Samkvæmt Landinu þínu Íslandi var Hrærekur heygður nálægt Kirkjubæjarklaustri. Ég hef komið þar og séð hauginn. Hann er ekki mikill og ekki höfðingjalegur í laginu. Mér finnst það passa ágætlega.

Mér er eiginlega sama þó Fischer verði grafinn á Íslandi. Láta hann fá reit, venjulegan reit einhvern stað. Hann tók sinn hlut af merkilegum reitum meðan hann teflði gegn Kasparov. Nú er það búið. Gröfum hann og gleymum.

sunnudagur, janúar 20, 2008


laugardagur, janúar 19, 2008


When it's this cold after a few warmer days, the streets are dry but edged with crackly white. It is salt rime more than hoarfrost. It is not too slick to cycle over.

Hoar is the English cognate of ON hár. It is the first element of Óðin's psuedonym Hárbarðr, if that name means "greybeard." According to Douglas Harper the word remains in German as the honorific Herr. That would mean it is also in Dutch in Mynheer (or more properly mijnheer -- my Anglicized spelling is from the stories of Washington Irving). This means that the word is in Old Norse twice, once as hár and again as the honorific herra, "lord," borrowed in from an earlier form of German.

Rime is old, too. It might be related to ON rim, rail, though I'm not sure whether a rim can be horizontal. It might be related to rimi, a raised strip of land. I will think of this, now, when I go rattling over the broken pavement pushed up by frost heaves and crusted with salt.

mánudagur, janúar 14, 2008

á staðnum

Non-place, non-time. In transit in an anonymous coffee house chain I find I have no idea what timezone I am in. I stare at the readout on my cellphone, the one that reflects a self-updating internal clock, and try to work the absurdly simple math back and forth. As a result, I know what time it is on the spot, but I am not sure where that spot it. The relative temporal position of other people whose spatial location I am sure of I cannot figure.

I struggle with this for---twenty minutes? In any case until I am called for boarding and jet off into places even less place-like.
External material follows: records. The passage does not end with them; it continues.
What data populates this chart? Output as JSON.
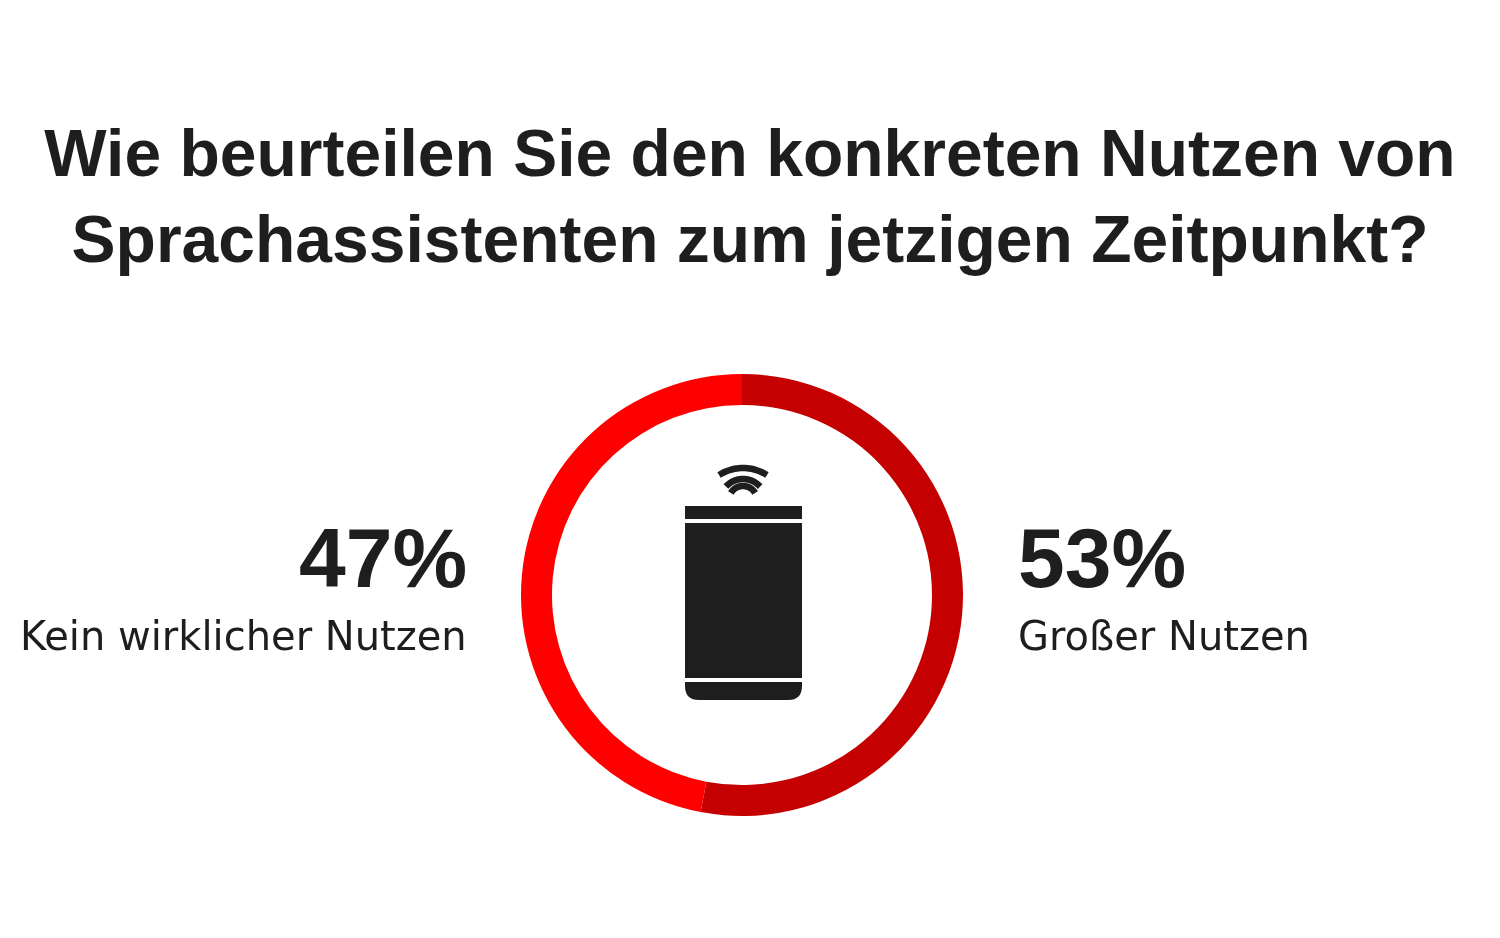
{
  "chart_data": {
    "type": "donut",
    "title": "Wie beurteilen Sie den konkreten Nutzen von Sprachassistenten zum jetzigen Zeitpunkt?",
    "categories": [
      "Großer Nutzen",
      "Kein wirklicher Nutzen"
    ],
    "values": [
      53,
      47
    ],
    "colors": [
      "#c40000",
      "#ff0000"
    ],
    "value_labels": [
      "53%",
      "47%"
    ],
    "legend": false
  }
}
þriðjudagur, janúar 01, 2008


No bells, no ringing, but the first shouts and buzzes from noisemakers are accompanied by a sudden gust of wind that lashes the first drops of this year's rain against the windows. A few fireworks pop and hiss, and the first siren whines some blocks away. Black tree branches are tossing against the soft-seeming, pinkish gray. They are, modestly, beautiful.